Substituting Greek yogurt for mayonnaise in salad dressings or dips is the easiest place to begin. I use half 0% fat plain Greek yogurt and half mayonnaise in any dip or salad dressing recipe calling for mayonnaise. However, you can start more slowly. Use one-third plain Greek yogurt and two-thirds mayo. As your family gets used to the substitution, work your way up to half and half. Try it in chicken salad, tuna salad, egg salad, deviled eggs, spinach dip, ranch salad dressing, green goddess salad dressing or creamy peppercorn dressing.
In warm sauces, soups, stews or saucy meat mixtures, replace all or part of the sour cream with 2% or higher fat plain Greek yogurt.

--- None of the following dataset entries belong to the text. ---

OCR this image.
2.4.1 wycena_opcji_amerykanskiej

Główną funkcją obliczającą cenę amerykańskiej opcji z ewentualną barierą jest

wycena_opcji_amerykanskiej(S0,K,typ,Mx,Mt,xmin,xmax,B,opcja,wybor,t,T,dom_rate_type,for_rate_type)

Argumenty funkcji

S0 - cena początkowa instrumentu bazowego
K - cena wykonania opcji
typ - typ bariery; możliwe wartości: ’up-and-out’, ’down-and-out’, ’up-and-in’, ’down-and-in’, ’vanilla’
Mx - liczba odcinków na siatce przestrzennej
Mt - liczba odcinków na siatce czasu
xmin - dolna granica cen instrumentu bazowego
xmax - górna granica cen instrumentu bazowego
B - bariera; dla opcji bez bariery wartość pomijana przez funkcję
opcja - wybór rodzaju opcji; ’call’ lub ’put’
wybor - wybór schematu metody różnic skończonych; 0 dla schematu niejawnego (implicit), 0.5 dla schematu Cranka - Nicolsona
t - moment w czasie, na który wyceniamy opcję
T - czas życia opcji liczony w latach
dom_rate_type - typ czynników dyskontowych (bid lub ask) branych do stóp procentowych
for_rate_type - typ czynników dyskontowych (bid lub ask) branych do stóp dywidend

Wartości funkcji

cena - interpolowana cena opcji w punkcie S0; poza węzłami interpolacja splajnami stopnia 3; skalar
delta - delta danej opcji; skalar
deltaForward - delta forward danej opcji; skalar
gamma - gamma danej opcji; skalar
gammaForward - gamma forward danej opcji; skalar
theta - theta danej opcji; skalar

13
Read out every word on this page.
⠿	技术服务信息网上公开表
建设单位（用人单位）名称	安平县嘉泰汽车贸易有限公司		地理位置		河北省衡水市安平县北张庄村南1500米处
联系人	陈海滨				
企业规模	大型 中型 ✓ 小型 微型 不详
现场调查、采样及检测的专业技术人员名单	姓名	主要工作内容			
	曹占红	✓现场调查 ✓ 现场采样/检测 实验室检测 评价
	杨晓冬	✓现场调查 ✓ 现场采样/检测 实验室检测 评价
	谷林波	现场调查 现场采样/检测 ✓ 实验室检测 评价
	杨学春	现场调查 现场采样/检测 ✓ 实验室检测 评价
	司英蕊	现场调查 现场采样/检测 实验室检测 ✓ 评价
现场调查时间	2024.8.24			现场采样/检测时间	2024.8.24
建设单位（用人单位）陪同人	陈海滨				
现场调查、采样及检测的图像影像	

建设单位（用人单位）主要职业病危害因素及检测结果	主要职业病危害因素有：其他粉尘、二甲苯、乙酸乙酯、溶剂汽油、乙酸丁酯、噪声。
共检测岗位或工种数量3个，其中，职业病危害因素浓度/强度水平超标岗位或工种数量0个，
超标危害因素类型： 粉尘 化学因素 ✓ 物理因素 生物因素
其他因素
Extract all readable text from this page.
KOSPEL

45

High heat causes yogurt proteins to curdle, so stir it in at the end of the cooking time and gently heat the mixture to serving temperature (no simmering or boiling). Or, if your recipe needs to be thickened, stir cornstarch or flour into the yogurt before whisking it into the hot mixture. Starch keeps yogurt proteins from forming curds, leaving you with creamy, smooth results.
In foods where the yogurt is not heated, use any fat level of plain Greek yogurt as a direct substitute for sour cream. I always dollop yogurt on top of my nachos or chili as well as use it to replace sour cream in dessert or salad toppings. If you love dipping strawberries in brown sugar and sour cream, try it with yogurt instead.
Lighten up butter or cream cheese by using 2% or higher fat plain Greek yogurt. For butter, mix 2-parts butter with 1-part yogurt. For cream cheese, combine 1-part cream cheese with 1-part yogurt. Both make great spreads for artisan breads, bagels, muffins or morning toast. The cream cheese-yogurt mixture also works well in cheesecakes or cheese spreads. However, the butter-yogurt mixture works in some baked products, but not all, so you might have to experiment with your favorite recipe.
Don’t keep buttermilk on hand for baking? No problem. For every cup of buttermilk used in your recipe, mix 2/3 cup any fat level of plain Greek yogurt with 1/3 cup milk. The resulting mixture has enough acid to react with leavening and gives the baked good a tantalizing tang just like buttermilk.